L'Autorité de l'énergie de Gaza a annoncé dimanche un nouvel arrêt de l'unique centrale électrique du territoire, après épuisement des quelque 450.000 litres de diesel israélien livrés vendredi via le terminal de Kerem Shalom, à la frontière entre Gaza et Israël, aux frais de l'Autorité palestinienne.
"Malheureusement, toutes les voies d'importation de carburant sont coupées, que ce soit par les tunnels, par les points de passage officiels ou par Ramallah", a déclaré à l'AFP Ahmad Abou al-Amrine, un responsable de l'Autorité de l'énergie de Gaza.
"La centrale a cessé de fonctionner une première fois le 14 février, mais la pénurie de carburant date du 25 décembre 2011, en raison des mesures de sécurité à l'intérieur des frontières de l'Egypte qui ont bloqué l'approvisionnement en carburant de la région de Rafah", à la frontière entre Gaza et l'Egypte, a-t-il expliqué.
Il a réaffirmé que l'Autorité de l'énergie avait payé 2 millions de dollars (1,5 M EUR) à l'Egypte pour la livraison de carburant mais que cet accord n'était toujours pas appliqué.
"Il était initialement convenu avec l'Egypte que le carburant serait acheminé par le terminal de Rafah, mais les Egyptiens sont revenus là-dessus et ont exigé que cela passe par le terminal de Kerem Shalom", a-t-il indiqué.
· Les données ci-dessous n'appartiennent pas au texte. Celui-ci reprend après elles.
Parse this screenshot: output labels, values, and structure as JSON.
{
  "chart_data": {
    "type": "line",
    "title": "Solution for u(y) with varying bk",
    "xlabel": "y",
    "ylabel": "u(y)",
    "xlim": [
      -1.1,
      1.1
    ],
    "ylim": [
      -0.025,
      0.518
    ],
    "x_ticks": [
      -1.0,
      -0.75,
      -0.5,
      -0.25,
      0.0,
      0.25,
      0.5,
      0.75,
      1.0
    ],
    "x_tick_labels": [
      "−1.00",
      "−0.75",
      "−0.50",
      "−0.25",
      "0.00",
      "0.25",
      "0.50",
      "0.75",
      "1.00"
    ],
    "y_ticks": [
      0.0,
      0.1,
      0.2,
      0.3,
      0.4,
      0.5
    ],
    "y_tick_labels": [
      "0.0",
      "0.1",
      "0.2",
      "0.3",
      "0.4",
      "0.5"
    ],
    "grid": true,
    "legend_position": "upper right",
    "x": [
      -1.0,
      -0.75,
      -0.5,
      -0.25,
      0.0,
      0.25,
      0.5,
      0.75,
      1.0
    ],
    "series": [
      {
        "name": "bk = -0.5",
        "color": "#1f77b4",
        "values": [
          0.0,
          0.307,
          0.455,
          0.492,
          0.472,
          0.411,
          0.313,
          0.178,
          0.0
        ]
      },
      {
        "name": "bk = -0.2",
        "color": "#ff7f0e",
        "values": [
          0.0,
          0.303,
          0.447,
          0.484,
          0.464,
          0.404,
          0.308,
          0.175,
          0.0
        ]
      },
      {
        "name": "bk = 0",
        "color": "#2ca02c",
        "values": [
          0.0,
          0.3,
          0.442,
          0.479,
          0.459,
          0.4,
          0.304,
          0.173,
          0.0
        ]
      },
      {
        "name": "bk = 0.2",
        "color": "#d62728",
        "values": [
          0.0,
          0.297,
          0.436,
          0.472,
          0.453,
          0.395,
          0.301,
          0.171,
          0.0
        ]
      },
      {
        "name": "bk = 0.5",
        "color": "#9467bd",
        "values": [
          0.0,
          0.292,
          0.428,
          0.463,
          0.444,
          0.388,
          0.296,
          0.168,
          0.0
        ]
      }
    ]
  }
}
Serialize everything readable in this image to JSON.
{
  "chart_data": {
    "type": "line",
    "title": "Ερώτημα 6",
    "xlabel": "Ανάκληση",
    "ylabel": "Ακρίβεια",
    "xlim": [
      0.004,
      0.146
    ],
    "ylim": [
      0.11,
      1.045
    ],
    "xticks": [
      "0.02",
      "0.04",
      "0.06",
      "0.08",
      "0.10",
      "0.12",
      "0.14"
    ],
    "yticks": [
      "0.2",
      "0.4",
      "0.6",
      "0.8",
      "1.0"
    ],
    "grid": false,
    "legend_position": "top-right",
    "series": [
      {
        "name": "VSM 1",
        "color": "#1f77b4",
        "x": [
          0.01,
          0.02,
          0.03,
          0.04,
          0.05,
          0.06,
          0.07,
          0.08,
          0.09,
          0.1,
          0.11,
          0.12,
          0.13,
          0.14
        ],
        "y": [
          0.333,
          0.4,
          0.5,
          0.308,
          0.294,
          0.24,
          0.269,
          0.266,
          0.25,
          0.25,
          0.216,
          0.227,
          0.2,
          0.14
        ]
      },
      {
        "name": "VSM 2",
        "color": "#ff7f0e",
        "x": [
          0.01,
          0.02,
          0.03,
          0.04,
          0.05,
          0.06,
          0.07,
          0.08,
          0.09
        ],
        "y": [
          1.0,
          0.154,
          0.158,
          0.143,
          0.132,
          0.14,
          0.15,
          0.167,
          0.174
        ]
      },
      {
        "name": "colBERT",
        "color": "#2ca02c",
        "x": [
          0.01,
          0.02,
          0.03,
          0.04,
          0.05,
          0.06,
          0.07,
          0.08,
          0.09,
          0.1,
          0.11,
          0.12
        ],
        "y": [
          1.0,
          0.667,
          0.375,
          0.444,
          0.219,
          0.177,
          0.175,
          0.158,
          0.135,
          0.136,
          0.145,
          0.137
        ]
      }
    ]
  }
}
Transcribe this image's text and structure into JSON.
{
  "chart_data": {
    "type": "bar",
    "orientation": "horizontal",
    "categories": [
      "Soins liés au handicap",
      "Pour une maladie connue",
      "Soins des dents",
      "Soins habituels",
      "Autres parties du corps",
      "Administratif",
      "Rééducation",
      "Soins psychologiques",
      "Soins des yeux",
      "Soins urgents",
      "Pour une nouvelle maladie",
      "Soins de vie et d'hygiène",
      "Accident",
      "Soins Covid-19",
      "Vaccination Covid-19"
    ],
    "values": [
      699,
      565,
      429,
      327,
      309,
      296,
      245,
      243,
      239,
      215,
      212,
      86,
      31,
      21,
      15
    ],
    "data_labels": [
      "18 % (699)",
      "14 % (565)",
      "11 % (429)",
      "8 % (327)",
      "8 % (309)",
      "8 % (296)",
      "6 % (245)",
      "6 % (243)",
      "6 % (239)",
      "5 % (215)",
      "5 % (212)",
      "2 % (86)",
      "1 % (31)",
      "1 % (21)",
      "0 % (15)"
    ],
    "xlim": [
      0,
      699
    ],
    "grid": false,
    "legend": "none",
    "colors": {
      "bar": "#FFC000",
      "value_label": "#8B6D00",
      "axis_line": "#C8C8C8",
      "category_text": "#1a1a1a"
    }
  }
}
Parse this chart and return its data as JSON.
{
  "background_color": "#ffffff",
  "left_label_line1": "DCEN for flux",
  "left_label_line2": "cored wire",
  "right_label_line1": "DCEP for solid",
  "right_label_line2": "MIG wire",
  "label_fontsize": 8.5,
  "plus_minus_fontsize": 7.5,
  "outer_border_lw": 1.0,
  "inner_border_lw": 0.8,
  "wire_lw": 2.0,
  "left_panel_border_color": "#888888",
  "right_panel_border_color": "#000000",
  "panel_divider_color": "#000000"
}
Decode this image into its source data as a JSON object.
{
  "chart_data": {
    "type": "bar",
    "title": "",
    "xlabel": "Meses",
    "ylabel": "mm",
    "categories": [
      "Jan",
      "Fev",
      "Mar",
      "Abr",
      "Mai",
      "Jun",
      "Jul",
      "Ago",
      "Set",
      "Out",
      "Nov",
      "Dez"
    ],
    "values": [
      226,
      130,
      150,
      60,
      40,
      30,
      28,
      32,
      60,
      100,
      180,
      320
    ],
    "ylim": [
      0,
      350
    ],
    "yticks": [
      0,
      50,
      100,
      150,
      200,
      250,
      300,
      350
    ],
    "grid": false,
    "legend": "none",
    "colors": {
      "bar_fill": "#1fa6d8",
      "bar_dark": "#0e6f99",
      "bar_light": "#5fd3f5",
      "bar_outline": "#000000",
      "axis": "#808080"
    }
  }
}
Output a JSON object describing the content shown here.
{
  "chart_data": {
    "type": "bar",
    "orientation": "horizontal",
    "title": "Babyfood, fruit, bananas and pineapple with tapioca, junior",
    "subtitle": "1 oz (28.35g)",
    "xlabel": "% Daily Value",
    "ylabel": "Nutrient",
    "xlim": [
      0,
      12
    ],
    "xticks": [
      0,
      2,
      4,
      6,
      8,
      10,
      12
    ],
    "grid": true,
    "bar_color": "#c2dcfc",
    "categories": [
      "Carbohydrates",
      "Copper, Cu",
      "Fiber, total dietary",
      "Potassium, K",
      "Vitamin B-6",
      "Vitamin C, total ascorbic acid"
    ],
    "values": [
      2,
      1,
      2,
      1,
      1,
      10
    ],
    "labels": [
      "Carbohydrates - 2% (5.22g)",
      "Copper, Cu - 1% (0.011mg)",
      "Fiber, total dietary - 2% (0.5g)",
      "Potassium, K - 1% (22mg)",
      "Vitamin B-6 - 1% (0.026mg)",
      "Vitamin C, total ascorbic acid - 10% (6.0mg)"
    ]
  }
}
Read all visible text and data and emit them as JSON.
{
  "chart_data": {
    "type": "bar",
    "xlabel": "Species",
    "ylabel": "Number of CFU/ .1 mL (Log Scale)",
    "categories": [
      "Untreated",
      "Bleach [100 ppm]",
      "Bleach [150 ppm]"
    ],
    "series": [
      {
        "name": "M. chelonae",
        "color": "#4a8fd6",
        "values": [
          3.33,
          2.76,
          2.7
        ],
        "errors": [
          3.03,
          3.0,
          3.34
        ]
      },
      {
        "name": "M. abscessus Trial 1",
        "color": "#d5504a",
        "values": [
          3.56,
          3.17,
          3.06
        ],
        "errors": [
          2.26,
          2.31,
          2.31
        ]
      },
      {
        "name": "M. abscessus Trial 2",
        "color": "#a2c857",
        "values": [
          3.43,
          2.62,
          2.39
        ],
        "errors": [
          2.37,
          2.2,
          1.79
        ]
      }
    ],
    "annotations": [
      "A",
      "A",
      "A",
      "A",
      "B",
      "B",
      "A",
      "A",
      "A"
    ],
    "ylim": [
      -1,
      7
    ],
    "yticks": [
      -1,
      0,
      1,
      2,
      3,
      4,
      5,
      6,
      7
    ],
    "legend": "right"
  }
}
"Ils ont exigé que nous assumions la responsabilité de l'importation, en coordination directe avec l'occupation", a ajouté M. Abou al-Amrine.
"Il y a un problème politique avec certaines parties en Egypte, en coordination avec le gouvernement de Ramallah, qui n'est pas intéressé à résoudre la crise du carburant dans la bande de Gaza, et il y a des parties internationales qui contribuent à aggraver la crise", a-t-il estimé sans autre précision.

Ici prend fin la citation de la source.